Sum of Forces = mass x acceleration = 0 (constant velocity, therefore a=0)
Sum of Forces = Applied Force - Friction Force = 0

Applied Force = Friction Force
where, Friction Force = Coefficent of Friction x Normal Force

Normal Force = m x g = 80kg * 9.81 m/s^2 = 784.8 N

## The Attempt at a Solution

It seems I cannot determine a solution unless I know what the coefficient of friction is (which was not given in the problem statement). Am I missing something here?

It seems that it is implied that the surface is frictionless, in which case there is no need to apply a force to keep moving at a constant velocity, yet the answer key states that 40N of force are required. If this is indeed the answer, then a coefficient of friction of 0.05 is implied.

Thanks,

Jim

Yes, seems information given in question is insufficient.

Hi there,

From the information you gave in this problem, there is really an information missing.
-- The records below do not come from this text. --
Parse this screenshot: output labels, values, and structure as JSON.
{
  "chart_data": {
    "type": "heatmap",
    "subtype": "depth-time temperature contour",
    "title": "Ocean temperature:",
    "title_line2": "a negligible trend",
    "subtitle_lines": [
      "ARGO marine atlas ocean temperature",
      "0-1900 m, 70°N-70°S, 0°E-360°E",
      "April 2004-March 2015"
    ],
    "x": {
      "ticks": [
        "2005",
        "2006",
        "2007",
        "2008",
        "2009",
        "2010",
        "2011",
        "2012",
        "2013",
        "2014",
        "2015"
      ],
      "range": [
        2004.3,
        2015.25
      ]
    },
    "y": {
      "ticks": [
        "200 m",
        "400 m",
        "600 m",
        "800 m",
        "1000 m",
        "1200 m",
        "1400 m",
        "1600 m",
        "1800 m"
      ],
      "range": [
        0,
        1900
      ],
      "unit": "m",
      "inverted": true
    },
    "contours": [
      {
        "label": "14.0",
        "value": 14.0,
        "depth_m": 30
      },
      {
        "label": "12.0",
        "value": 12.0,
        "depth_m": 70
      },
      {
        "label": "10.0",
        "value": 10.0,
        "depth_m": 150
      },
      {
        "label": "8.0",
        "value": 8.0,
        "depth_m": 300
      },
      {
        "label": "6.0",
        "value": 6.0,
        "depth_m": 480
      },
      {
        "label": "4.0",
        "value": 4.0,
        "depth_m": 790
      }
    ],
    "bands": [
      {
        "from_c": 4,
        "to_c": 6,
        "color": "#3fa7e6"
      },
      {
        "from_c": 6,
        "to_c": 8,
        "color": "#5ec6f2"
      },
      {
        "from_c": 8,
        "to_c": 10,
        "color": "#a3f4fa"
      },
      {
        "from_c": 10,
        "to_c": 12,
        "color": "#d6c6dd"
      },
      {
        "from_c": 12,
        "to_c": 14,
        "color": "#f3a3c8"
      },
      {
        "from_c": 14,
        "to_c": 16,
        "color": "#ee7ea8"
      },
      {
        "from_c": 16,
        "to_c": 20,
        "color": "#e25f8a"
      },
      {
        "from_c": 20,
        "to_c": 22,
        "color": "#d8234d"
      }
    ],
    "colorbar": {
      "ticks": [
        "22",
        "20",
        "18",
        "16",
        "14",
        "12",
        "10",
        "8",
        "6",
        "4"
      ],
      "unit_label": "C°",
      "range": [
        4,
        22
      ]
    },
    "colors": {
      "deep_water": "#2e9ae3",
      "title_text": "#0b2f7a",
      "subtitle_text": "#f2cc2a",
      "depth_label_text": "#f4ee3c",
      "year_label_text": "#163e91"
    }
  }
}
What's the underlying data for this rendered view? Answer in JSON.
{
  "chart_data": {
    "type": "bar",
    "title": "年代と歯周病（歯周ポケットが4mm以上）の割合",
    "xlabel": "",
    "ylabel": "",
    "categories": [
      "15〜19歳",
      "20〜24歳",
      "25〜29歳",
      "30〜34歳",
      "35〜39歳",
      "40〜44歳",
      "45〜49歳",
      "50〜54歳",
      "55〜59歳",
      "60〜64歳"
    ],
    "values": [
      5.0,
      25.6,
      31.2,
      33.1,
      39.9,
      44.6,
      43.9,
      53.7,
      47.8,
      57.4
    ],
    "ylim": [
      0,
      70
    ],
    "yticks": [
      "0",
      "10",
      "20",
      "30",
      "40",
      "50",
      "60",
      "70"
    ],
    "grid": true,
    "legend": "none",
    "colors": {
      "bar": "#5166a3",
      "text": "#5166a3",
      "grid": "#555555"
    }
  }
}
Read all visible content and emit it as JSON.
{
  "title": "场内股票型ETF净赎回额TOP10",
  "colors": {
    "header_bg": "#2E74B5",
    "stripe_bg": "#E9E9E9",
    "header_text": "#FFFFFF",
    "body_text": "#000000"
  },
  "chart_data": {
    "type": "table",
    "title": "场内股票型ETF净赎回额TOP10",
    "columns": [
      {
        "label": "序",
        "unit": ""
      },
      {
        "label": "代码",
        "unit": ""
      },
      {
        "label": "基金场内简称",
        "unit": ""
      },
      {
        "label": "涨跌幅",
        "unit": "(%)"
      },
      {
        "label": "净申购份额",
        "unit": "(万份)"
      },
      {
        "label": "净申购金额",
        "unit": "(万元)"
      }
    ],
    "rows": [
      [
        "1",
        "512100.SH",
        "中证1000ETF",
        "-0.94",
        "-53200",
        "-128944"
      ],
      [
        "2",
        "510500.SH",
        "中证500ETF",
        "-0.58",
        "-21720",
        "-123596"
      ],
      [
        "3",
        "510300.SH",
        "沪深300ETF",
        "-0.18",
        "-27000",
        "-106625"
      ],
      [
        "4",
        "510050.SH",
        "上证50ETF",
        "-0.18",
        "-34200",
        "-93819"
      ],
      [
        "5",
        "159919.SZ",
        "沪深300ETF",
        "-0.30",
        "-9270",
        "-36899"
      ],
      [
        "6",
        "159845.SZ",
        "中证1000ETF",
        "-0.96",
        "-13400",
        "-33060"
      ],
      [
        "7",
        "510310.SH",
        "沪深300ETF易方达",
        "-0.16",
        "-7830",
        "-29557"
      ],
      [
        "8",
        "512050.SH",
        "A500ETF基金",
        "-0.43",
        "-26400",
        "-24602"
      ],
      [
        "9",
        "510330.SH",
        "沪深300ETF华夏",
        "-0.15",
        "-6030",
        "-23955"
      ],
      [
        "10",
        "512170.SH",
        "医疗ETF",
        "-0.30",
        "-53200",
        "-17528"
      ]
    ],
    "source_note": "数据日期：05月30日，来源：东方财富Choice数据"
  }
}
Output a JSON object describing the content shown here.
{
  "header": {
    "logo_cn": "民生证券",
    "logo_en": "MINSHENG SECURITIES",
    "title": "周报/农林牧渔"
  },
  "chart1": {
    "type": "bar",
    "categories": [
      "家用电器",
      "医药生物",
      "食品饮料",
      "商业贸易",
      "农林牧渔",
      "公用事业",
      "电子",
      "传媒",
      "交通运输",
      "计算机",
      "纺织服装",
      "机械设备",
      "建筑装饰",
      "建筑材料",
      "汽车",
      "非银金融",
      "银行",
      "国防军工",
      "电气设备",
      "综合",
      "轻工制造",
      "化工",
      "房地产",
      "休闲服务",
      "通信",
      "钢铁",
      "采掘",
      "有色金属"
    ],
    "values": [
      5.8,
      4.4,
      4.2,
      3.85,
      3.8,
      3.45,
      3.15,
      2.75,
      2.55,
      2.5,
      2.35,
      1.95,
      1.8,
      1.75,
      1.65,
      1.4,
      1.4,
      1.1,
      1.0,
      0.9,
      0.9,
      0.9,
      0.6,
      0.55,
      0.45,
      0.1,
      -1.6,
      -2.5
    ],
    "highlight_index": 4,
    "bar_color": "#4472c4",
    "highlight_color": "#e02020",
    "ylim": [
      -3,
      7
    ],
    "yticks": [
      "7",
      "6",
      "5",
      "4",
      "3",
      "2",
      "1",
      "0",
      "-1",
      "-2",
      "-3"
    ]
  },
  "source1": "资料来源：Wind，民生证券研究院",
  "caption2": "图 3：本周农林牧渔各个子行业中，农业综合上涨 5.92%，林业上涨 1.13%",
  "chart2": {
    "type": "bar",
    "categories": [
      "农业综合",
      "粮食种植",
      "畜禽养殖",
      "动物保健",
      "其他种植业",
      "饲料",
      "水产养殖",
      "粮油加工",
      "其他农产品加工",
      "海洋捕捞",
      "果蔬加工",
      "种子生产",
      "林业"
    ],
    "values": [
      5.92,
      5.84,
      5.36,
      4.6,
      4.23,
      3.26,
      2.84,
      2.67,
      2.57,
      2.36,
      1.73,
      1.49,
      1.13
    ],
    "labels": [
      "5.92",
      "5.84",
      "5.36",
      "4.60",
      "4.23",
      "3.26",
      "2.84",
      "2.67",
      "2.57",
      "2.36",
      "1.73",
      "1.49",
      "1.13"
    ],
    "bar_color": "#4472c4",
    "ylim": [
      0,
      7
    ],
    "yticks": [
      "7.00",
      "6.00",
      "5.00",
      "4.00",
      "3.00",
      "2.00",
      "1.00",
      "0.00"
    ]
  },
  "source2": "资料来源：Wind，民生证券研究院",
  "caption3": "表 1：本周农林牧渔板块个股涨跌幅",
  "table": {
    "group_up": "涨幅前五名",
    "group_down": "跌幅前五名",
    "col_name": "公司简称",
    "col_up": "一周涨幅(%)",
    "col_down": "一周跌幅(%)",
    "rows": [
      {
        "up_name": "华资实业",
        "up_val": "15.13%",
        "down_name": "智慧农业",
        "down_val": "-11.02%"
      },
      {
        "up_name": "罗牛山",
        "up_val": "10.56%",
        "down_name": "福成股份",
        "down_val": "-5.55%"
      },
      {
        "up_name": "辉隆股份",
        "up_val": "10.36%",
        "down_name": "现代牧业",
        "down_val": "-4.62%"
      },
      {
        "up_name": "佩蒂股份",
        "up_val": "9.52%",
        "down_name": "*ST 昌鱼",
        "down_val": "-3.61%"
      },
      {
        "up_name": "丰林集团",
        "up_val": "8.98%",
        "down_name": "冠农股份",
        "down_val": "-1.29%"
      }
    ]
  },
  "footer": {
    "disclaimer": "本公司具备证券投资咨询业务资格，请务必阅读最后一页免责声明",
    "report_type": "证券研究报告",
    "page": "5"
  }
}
In my understanding also, the idea of the wax on the skis reduces the friction coefficient to a minimum.

Then again, $$\mu = 0.05$$ is not a very big coefficient, which could definitely be right.

For the Regents exam... somehow I'm not too surprised :-/

## 1. What is the coefficient of friction?

The coefficient of friction is a measure of the amount of resistance between two surfaces in contact. It represents the ratio of the force required to overcome the frictional force to the normal force between the two surfaces.

## 2. Why is the coefficient of friction important?

The coefficient of friction is important because it helps determine the amount of force needed to move an object across a surface. It also plays a crucial role in predicting the behavior of materials in various applications such as manufacturing, transportation, and sports.

## 3. How is the coefficient of friction measured?

The coefficient of friction can be measured by conducting experiments where the force needed to move an object across a surface is measured and divided by the normal force. This can also be calculated using mathematical models and simulations.

## 4. What factors affect the coefficient of friction?

The coefficient of friction can be affected by several factors including the nature of the surfaces in contact, the roughness of the surfaces, the temperature, and the presence of any lubricants or contaminants.

## 5. Can the coefficient of friction be changed?

Yes, the coefficient of friction can be changed by altering the factors that affect it. For example, using a lubricant can reduce the coefficient of friction between two surfaces, making it easier to move an object across them.